LAS VEGAS (AP) — Election certification meetings on Friday in Nevada’s two most populous counties were roiled by voting conspiracies while local officials in the state’s rural counties quietly approved election results that favored President-elect Donald Trump.

Friday was the deadline for counties in the battleground state to finalize election results. All 17 counties met the deadline to forward election results for final approval later this month by Democratic Secretary of State of Cisco Aguilar and the Nevada Supreme Court. Losing candidates have until Nov. 20 to request a recount.

Nevada began certifying results Wednesday.

FILE - A voter deposits his voting machine activation card into a box after casting his ballot at a polling site at Henderson City Hall, Nov. 5, 2024, in Henderson, Nev. (Steve Marcus/Las Vegas Sun via AP, File)
FILE - A voter deposits his voting machine activation card into a box after casting his ballot at a polling site at Henderson City Hall, Nov. 5, 2024, in Henderson, Nev. (Steve Marcus/Las Vegas Sun via AP, File)

Trump won Nevada, carrying its 15 rural counties. Officials in those counties unanimously certified Trump’s victory over Vice President Kamala Harris in meetings this week where many of the clerks received praise from county officials for running a smooth election.

But in the two counties where Harris prevailed — Clark, which includes Las Vegas, and Washoe, which includes Reno — meetings resembled the tumultuous certification period four years ago after Trump’s loss to President Joe Biden.

Washoe, Nevada’s swing county, voted 3-1 on Friday to certify its election results after more than two hours of heated public comment that included unsubstantiated claims of unsecure piles of ballots and scanners subject to internet hacking. One woman warned commissioners that “President Trump will be coming for you” if they certified the vote.

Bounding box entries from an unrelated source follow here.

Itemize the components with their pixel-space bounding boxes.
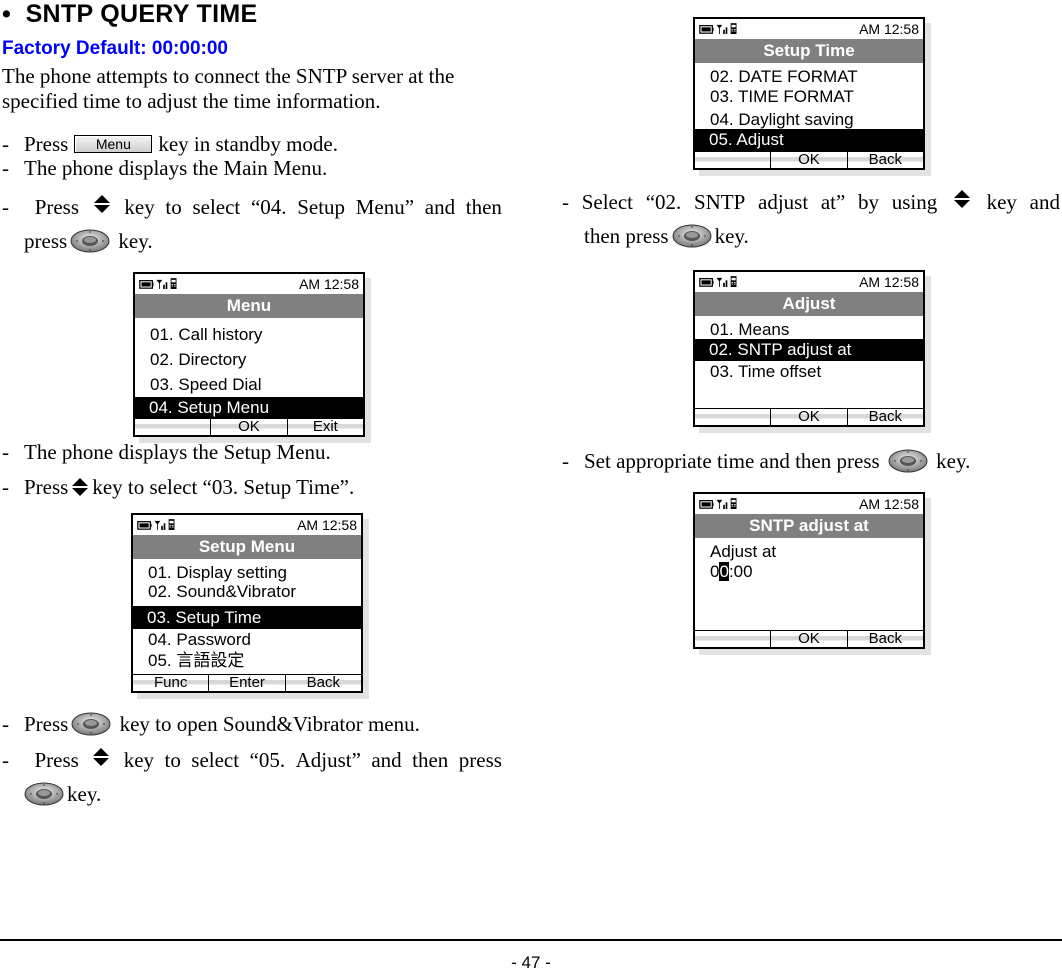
softkey-left[interactable] [695,631,770,647]
ok-key-icon [71,712,111,736]
softkey-back[interactable]: Back [846,409,923,425]
factory-default: Factory Default: 00:00:00 [2,38,228,59]
phone-screen-menu: AM 12:58 Menu 01. Call history 02. Direc… [133,272,365,437]
menu-item-selected[interactable]: 05. Adjust [694,129,924,151]
footer-rule [0,939,1062,941]
menu-item[interactable]: 04. Daylight saving [695,107,923,129]
menu-key-icon: Menu [74,135,153,153]
ok-key-icon [70,229,110,253]
menu-item[interactable]: 04. Password [133,629,361,650]
step-open-sound-vibrator: - Press key to open Sound&Vibrator menu. [2,712,420,736]
nav-key-icon [93,747,109,767]
softkey-back[interactable]: Back [846,152,923,168]
nav-key-icon [954,189,970,209]
menu-item[interactable]: 05. 言語設定 [133,650,361,674]
status-icons [137,518,187,532]
adjust-at-time-input[interactable]: 00:00 [695,562,923,582]
step-select-adjust: - Press key to select “05. Adjust” and then press… [2,747,502,806]
screen-title: SNTP adjust at [695,514,923,538]
softkey-ok[interactable]: OK [770,409,846,425]
phone-screen-setup-time: AM 12:58 Setup Time 02. DATE FORMAT 03. … [693,17,925,170]
text-cursor: 0 [719,562,729,581]
menu-item[interactable]: 03. Time offset [695,361,923,382]
menu-item[interactable]: 03. Speed Dial [135,372,363,397]
ok-key-icon [24,782,64,806]
step-set-time: - Set appropriate time and then press key… [562,449,971,473]
phone-screen-sntp-adjust-at: AM 12:58 SNTP adjust at Adjust at 00:00 … [693,492,925,649]
step-press-menu: - Press Menu key in standby mode. [2,132,338,156]
softkey-ok[interactable]: OK [770,631,846,647]
step-main-menu: - The phone displays the Main Menu. [2,156,328,180]
menu-item[interactable]: 02. DATE FORMAT [695,67,923,87]
adjust-at-label: Adjust at [710,542,777,561]
softkey-ok[interactable]: OK [210,419,286,435]
clock: AM 12:58 [859,496,919,512]
ok-key-icon [672,224,712,248]
softkey-enter[interactable]: Enter [208,675,284,691]
step-select-setup-menu: - Press key to select “04. Setup Menu” and then p… [2,194,502,253]
status-icons [699,22,749,36]
step-select-setup-time: - Press key to select “03. Setup Time”. [2,475,355,499]
screen-title: Adjust [695,292,923,316]
screen-title: Menu [135,294,363,318]
softkey-left[interactable] [695,152,770,168]
menu-item[interactable]: 03. TIME FORMAT [695,87,923,107]
screen-title: Setup Menu [133,535,361,559]
status-icons [699,497,749,511]
phone-screen-adjust: AM 12:58 Adjust 01. Means 02. SNTP adjus… [693,270,925,427]
page-number: - 47 - [511,953,551,972]
status-icons [139,277,189,291]
menu-item[interactable]: 02. Sound&Vibrator [133,582,361,601]
menu-item[interactable]: 02. Directory [135,347,363,372]
step-select-sntp-adjust: - Select “02. SNTP adjust at” by using key and th… [562,189,1060,248]
softkey-func[interactable]: Func [133,675,208,691]
clock: AM 12:58 [859,274,919,290]
clock: AM 12:58 [297,517,357,533]
softkey-ok[interactable]: OK [770,152,846,168]
ok-key-icon [888,449,928,473]
phone-screen-setup-menu: AM 12:58 Setup Menu 01. Display setting … [131,513,363,693]
nav-key-icon [72,477,88,497]
softkey-back[interactable]: Back [846,631,923,647]
menu-item[interactable]: 01. Display setting [133,563,361,582]
softkey-exit[interactable]: Exit [286,419,363,435]
section-heading: • SNTP QUERY TIME [2,0,258,28]
menu-item-selected[interactable]: 04. Setup Menu [134,397,364,418]
nav-key-icon [94,194,110,214]
clock: AM 12:58 [859,21,919,37]
softkey-left[interactable] [135,419,210,435]
menu-item[interactable]: 01. Means [695,319,923,339]
softkey-back[interactable]: Back [284,675,361,691]
intro-paragraph: The phone attempts to connect the SNTP s… [2,64,455,113]
clock: AM 12:58 [299,276,359,292]
menu-item-selected[interactable]: 02. SNTP adjust at [694,339,924,361]
menu-item-selected[interactable]: 03. Setup Time [132,606,362,629]
screen-title: Setup Time [695,39,923,63]
step-setup-menu-displayed: - The phone displays the Setup Menu. [2,440,331,464]
menu-item[interactable]: 01. Call history [135,322,363,347]
status-icons [699,275,749,289]
softkey-left[interactable] [695,409,770,425]
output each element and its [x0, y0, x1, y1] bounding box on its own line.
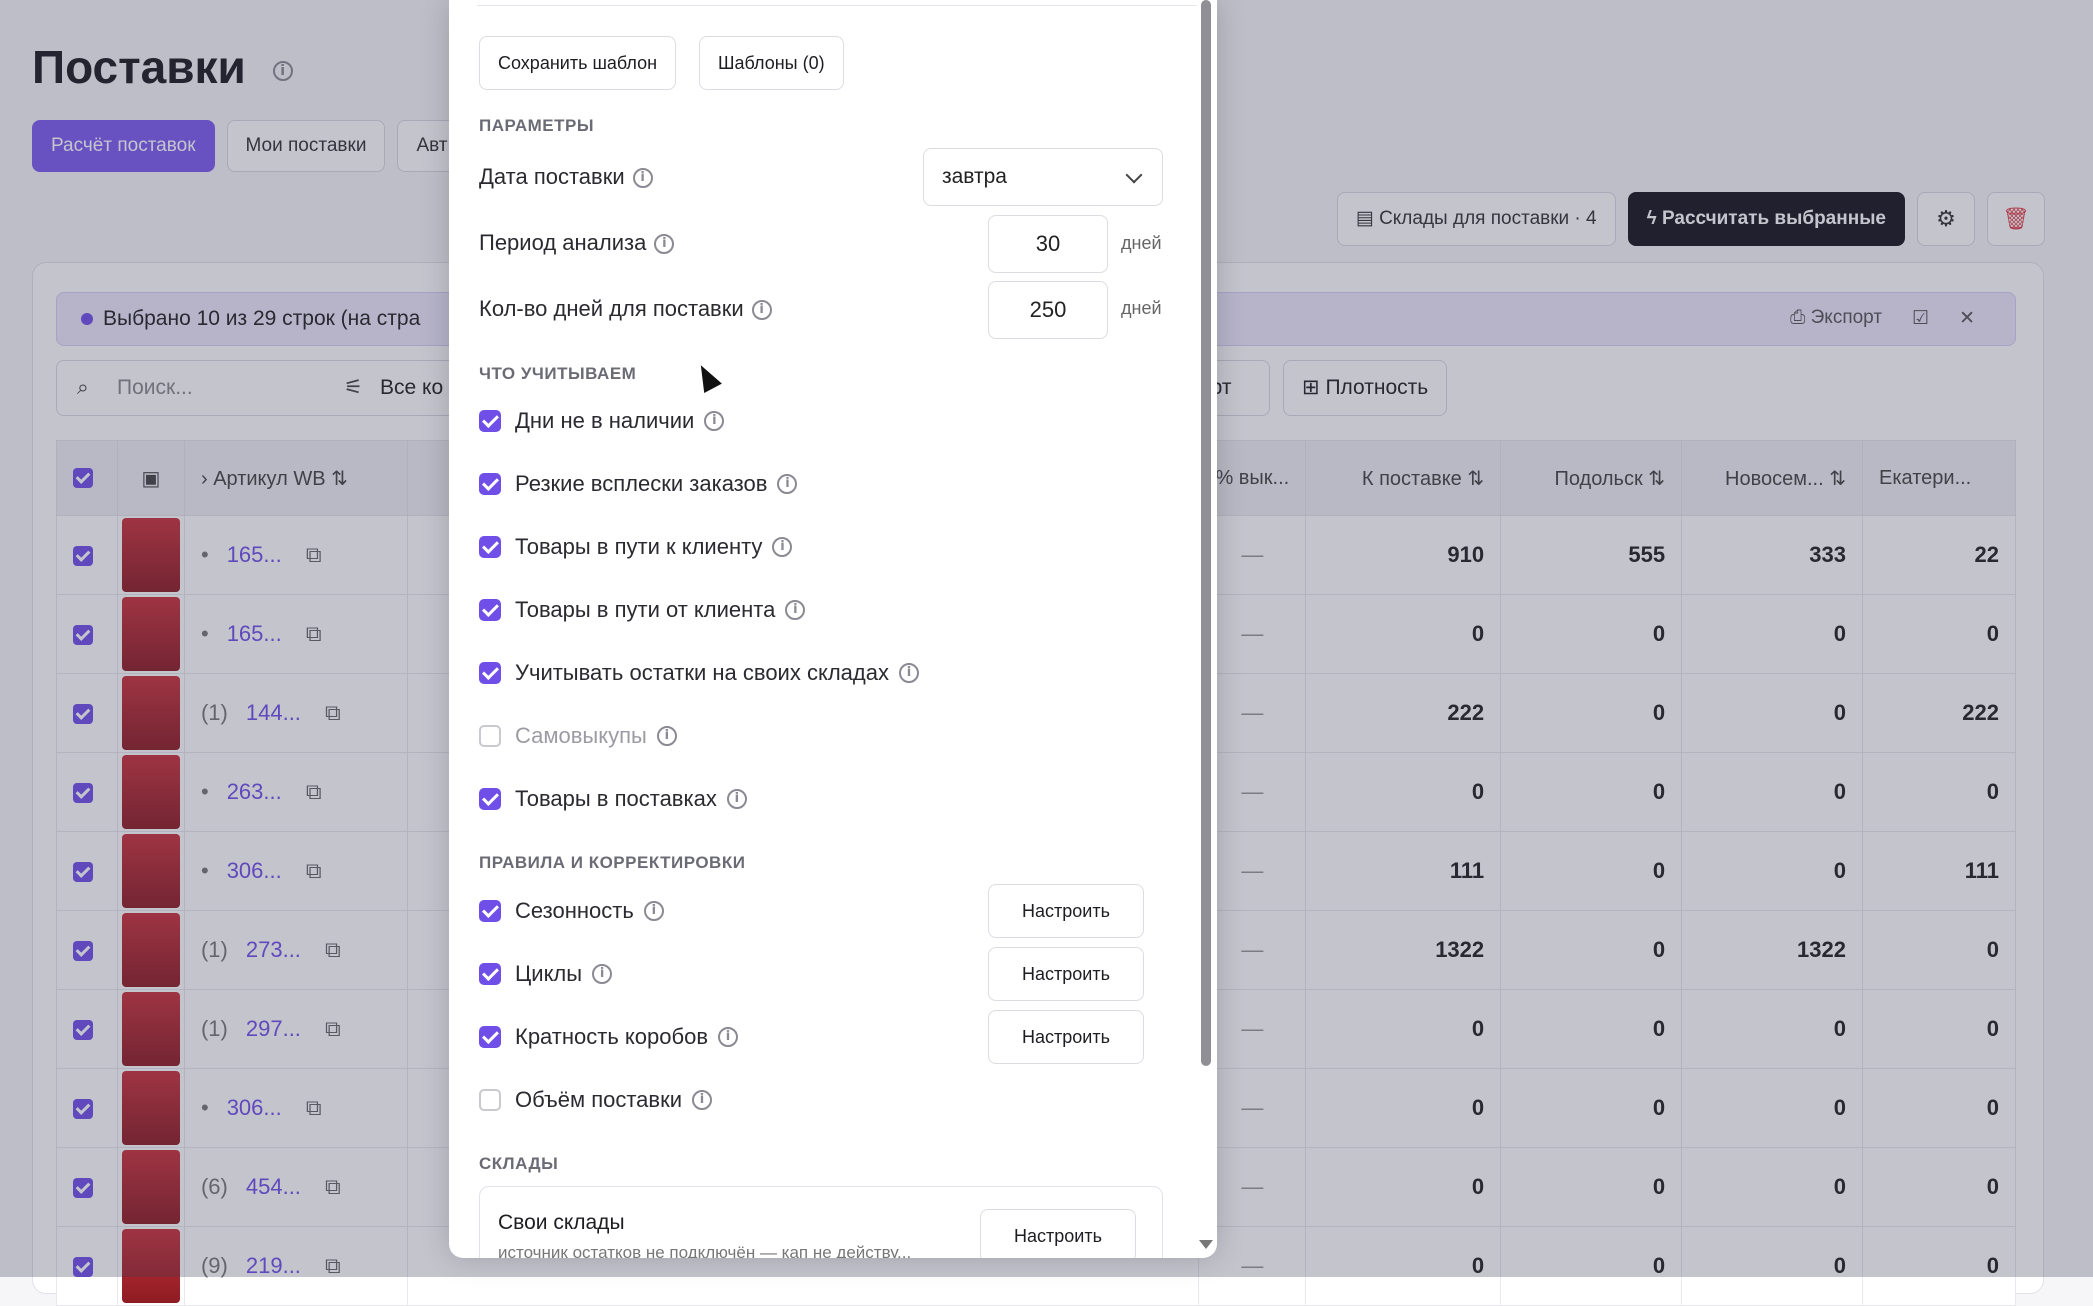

Commissioner Jeanne Herman cast the lone dissenting vote on Friday but didn’t provide an explanation. Herman has consistently voted against certifying election results since 2020 and tried unsuccessfully after Trump’s loss that year to overhaul the county’s election processes with a return to paper ballots and hand-counting votes.

Andrew McDonald, Washoe’s deputy registrar of voters, told commissioners that there were no clerical errors that would allow for a decision against certifying the vote.

“No voters were disenfranchised,” McDonald said. “We ran a fair, accurate, secure and transparent election.”

At the same time Friday in southern Nevada, Clark County’s commissioners were also listening to a wide range of voting conspiracies. In the end, the board voted unanimously to certify election results.

The audience in Las Vegas was mostly packed with people urging the board not to certify the election. Some approached the mic with stacks of paper in their hands that they said contained proof the election was rigged, saying it wasn’t believable that Trump and Sam Brown, the Republican candidate for Senate, lost in the county despite Trump’s victory statewide.

Lorena Portillo, the top election official in Clark County, told commissioners they discovered about 1,600 ballots while preparing for Friday’s meeting that had been processed but not counted. The ballots have since been counted and added to the county’s election results, but the additional ballots did not affect the outcome of any race, Portillo said.

The secretary of state’s office was notified immediately, and Portillo said an audit will be completed alongside state election officials.